Despite both players being All-Stars, the package to acquire Ramos should be significantly less than Realmuto. In lieu of at least three highly regarded prospects for the Marlins, the Rays can likely be enticed by one or two prospects. But Ramos does have an injury history whereas Realmuto doesn’t.
For the Astros specifically, there are five points to consider in this catcher situation.
The organization’s projections Stassi and Stubbs in the short- and long-term.
Realistic expectations for McCann’s recovery.
Potential postseason workload along with finishing the regular season.
The difference in value between a possible rental compared to a long-term fixture.
Amount of value gained and lost in terms of major league performance and minor league prospects.
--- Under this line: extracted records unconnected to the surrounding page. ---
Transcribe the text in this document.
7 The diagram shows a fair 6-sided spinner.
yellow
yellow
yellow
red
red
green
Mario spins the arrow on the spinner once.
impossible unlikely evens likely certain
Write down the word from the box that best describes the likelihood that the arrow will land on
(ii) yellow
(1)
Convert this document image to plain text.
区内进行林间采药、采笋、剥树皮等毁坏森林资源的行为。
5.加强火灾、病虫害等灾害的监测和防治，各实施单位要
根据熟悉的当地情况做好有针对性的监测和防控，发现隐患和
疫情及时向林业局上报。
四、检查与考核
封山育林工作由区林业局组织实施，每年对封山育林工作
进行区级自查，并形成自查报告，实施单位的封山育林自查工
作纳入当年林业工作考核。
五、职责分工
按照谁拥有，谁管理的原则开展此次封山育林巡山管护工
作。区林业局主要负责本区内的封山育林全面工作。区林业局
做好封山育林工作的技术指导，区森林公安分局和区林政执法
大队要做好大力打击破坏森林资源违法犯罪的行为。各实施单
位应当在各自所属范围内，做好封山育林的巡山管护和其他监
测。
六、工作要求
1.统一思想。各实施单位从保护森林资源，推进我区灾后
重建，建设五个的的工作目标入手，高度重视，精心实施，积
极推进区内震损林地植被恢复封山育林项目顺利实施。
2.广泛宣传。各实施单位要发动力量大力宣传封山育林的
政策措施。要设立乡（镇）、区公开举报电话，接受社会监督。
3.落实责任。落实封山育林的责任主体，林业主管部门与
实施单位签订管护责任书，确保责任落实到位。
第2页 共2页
General manager Jeff Luhnow and the front office tend to concentrate on the value exchanging hands in trades. But it can’t be disputed that both catchers would fulfill an immediate need on this year’s team. After all, there is no guarantee McCann will be his 2017 self to finish the season. And will Stassi and company hold up heading into the postseason? All of these factors along with the cost of acquition must be weighed appropiately.
At this juncture though, I am not sure what the Astros should do. Personally, I would probably concentrate my efforts unto Ramos and see if an extension can be worked out later. But the upside of Realmuto is difficult to ignore. The farm system has plenty of talent that can be utlized in trades. But Stassi has impressed this season and gives me reason to pause about a possible catcher acquisition of this magnitude.